Linguistically, the Crow are a Siouan-speaking group which is most closely related to the Hidatsa. The linguistic data suggests that the Crow separated from the Hidatsa in the late 1500s.

According to one oral tradition, there was a buffalo hunt at which the wives of two of the chiefs argued over the upper stomach of one of the cows. There was a scuffle and one of the women was killed. This escalated into a skirmish between the two bands led by the chiefs, and several more people were killed. As a result, one band left the Missouri and migrated to the Rocky Mountains. The band that followed along the rivers and streams came to be known as the River Crow (They Travel Along the Riverbanks) and the other band became known as the Mountain Crow. The Mountain Crow later divided with part becoming the Kicked in the Bellies.
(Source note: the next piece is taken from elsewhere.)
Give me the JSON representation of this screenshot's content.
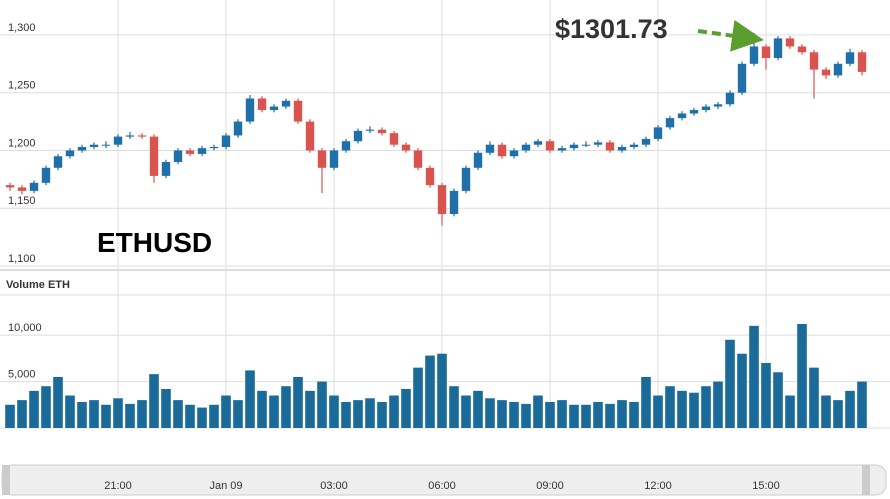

Another oral tradition tells that at one time there was a wandering tribe under the leadership of two brothers: No Intestines and Red Scout. At what is now called Devil’s Lake, they did a vision quest together. During the vision, No Intestines was told to search for the seeds of the sacred tobacco and Red Scout was told to settle on the banks of the Missouri River and grow corn. No Intestines led his people to many parts of the Great Plains in search of the sacred tobacco seeds. The oral tradition tells of the Great Salt Lake, the geothermal features of Yellowstone National Park, of the Arkansas River in Oklahoma, and of the plains of Alberta, Canada. Finally, at Cloud Peak, the highest crest in the Bighorn Range, No Intestines received another vision and thus the Crow made their home in Montana and Wyoming with the Bighorn Mountains as their heartland.

The oral traditions also tell of another group of Crow-Bilápiiuutche, Beaver Dries Its Fur-which became lost during the journey. Several explanations are offered for the fate of this group. Some feel that it split in Canada and remained there. Others say it turned east and ended up at Lake Michigan. Still others feel that Beaver Dries Its Fur became a part of the Kiowa, who were closely associated with the Crow. According to some oral traditions the Comanches located a group of massacred people in southern Colorado who were dressed like Crows.

Like the other tribes of the Northern Plains, they did not receive horses until sometime in the 1700s, perhaps about 1750. It is likely that they first acquired horses from the Shoshone.